Basic Data Indexing

Basic Data Indexing#

[1]:
import warnings
import pyearthtools.data

# Catch name override warning of ERA5 using site installation
with warnings.catch_warnings(action="ignore"):
    import site_archive_nci

Variables#

[2]:
doi = '2022-04-01'
var = 'tmax'

DataIndexes#

One of the base classes of pyearthtools.data is the DataIndex, which provides a unified interface to accessing data, and common data retrieval techniques.

As of the writing of this notebook, the following data sources have been implemented:

  • ERA5

  • ACCESS G/C

  • BRAN

  • OceanMAPS

  • Himiwari 8/9

Each of these sources requires it’s own initalisation parameters such that when attempting to retrieve data, only the timestep is needed.

This Notebook shall show the features available with examples with the ERA5 dataset

[3]:
era5 = pyearthtools.data.archive.ERA5(var,)
[4]:
era5
[4]:
ERA5
    Description                    ECWMF ReAnalysis v5
             range                          '1970-current'
             Documentation                  'https://confluence.ecmwf.int/display/CKB/ERA5%3A+data+documentation'


    Initialisation
             level_value                    None
             product                        'reanalysis'
             variables                      ['tmax']
    Transforms
             StandardCoordinateNames        {'latitude': "['lat', 'Latitude', 'yt_ocean', 'yt']", 'longitude': "['lon', 'Longitude', 'xt_ocean', 'xt']", 'replacement_dictionary': 'None', 'time': "['Time']"}
             Rename                         {'names': {'t2m': "'2t'", 'u10': "'10u'", 'v10': "'10v'", 'siconc': "'ci'"}}

Data Loading#

Using the search function allows retrieval of the filepaths to each requested variable at a given time.

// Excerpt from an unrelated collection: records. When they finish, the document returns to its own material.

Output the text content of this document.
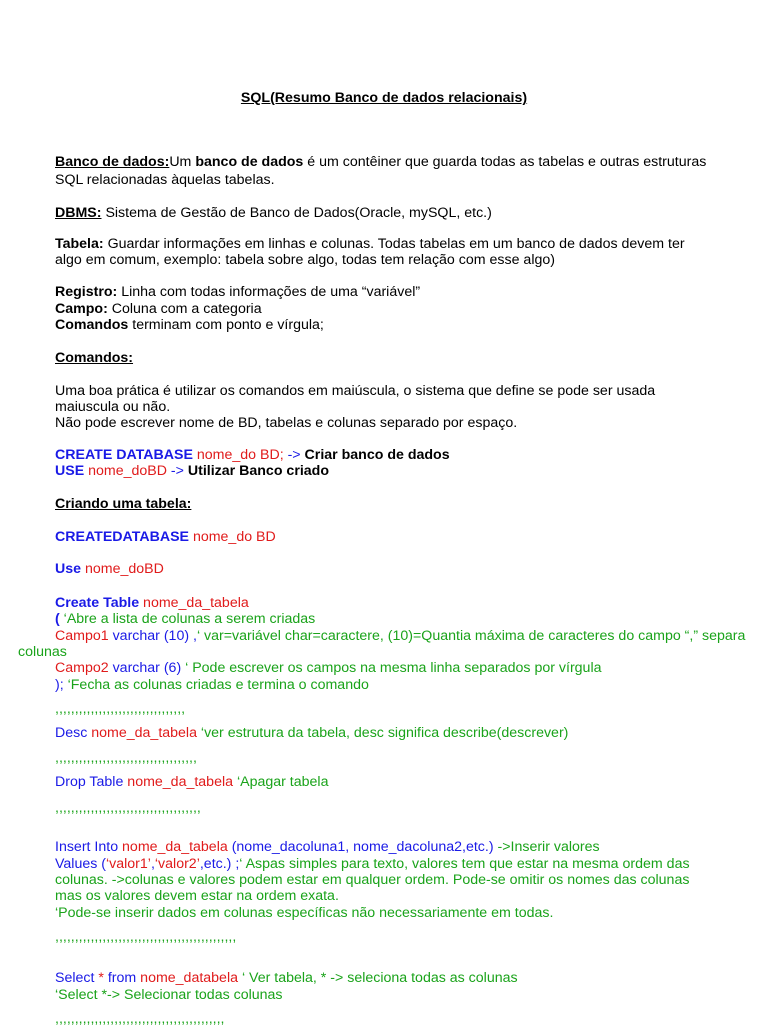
SQL(Resumo Banco de dados relacionais)
Banco de dados:Um banco de dados é um contêiner que guarda todas as tabelas e outras estruturas
SQL relacionadas àquelas tabelas.
DBMS: Sistema de Gestão de Banco de Dados(Oracle, mySQL, etc.)
Tabela: Guardar informações em linhas e colunas. Todas tabelas em um banco de dados devem ter
algo em comum, exemplo: tabela sobre algo, todas tem relação com esse algo)
Registro: Linha com todas informações de uma “variável”
Campo: Coluna com a categoria
Comandos terminam com ponto e vírgula;
Comandos:
Uma boa prática é utilizar os comandos em maiúscula, o sistema que define se pode ser usada
maiuscula ou não.
Não pode escrever nome de BD, tabelas e colunas separado por espaço.
CREATE DATABASE nome_do BD; -> Criar banco de dados
USE nome_doBD -> Utilizar Banco criado
Criando uma tabela:
CREATEDATABASE nome_do BD
Use nome_doBD
Create Table nome_da_tabela
( ‘Abre a lista de colunas a serem criadas
Campo1 varchar (10) ,‘ var=variável char=caractere, (10)=Quantia máxima de caracteres do campo “,” separa
colunas
Campo2 varchar (6) ‘ Pode escrever os campos na mesma linha separados por vírgula
); ‘Fecha as colunas criadas e termina o comando
,,,,,,,,,,,,,,,,,,,,,,,,,,,,,,,,,
Desc nome_da_tabela ‘ver estrutura da tabela, desc significa describe(descrever)
,,,,,,,,,,,,,,,,,,,,,,,,,,,,,,,,,,,,
Drop Table nome_da_tabela ‘Apagar tabela
,,,,,,,,,,,,,,,,,,,,,,,,,,,,,,,,,,,,,
Insert Into nome_da_tabela (nome_dacoluna1, nome_dacoluna2,etc.) ->Inserir valores
Values (‘valor1’,‘valor2’,etc.) ;‘ Aspas simples para texto, valores tem que estar na mesma ordem das
colunas. ->colunas e valores podem estar em qualquer ordem. Pode-se omitir os nomes das colunas
mas os valores devem estar na ordem exata.
‘Pode-se inserir dados em colunas específicas não necessariamente em todas.
,,,,,,,,,,,,,,,,,,,,,,,,,,,,,,,,,,,,,,,,,,,,,,
Select * from nome_databela ‘ Ver tabela, * -> seleciona todas as colunas
‘Select *-> Selecionar todas colunas
,,,,,,,,,,,,,,,,,,,,,,,,,,,,,,,,,,,,,,,,,,,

From this, the data can be automatically loaded simply by calling the DataIndex with a date, which provides a couple of useful features, which will be explored in later notebooks.

[5]:
era5.search(doi)
[5]:
[{'tmax': PosixPath('/g/data/rt52/era5/single-levels/reanalysis/tmax/2022/tmax_era5_wave_sfc_20220401-20220430.nc')}]
[6]:
era5_ds = era5(doi)
[7]:
era5_ds
[7]:
<xarray.Dataset> Size: 50MB
Dimensions:    (longitude: 720, latitude: 361, time: 24)
Coordinates:
  * longitude  (longitude) float32 3kB -180.0 -179.5 -179.0 ... 179.0 179.5
  * latitude   (latitude) float32 1kB 90.0 89.5 89.0 88.5 ... -89.0 -89.5 -90.0
  * time       (time) datetime64[ns] 192B 2022-04-01 ... 2022-04-01T23:00:00
Data variables:
    tmax       (time, latitude, longitude) float64 50MB dask.array<chunksize=(24, 182, 360), meta=np.ndarray>
Attributes:
    Conventions:  CF-1.6
    history:      2022-08-01 09:25:07 UTC+1000 by era5_replication_tools-1.10...
    license:      Licence to use Copernicus Products: https://apps.ecmwf.int/...
    summary:      ERA5 is the fifth generation ECMWF atmospheric reanalysis o...
    title:        ERA5 single-levels reanalysis period_corresponding_to_maxim...
[8]:
era5_ds[var][0].plot(figsize = (16,10))
[8]:
<matplotlib.collections.QuadMesh at 0x1478e86b9a90>
../../_images/notebooks_data_Basic_Indexing_11_1.png
[ ]: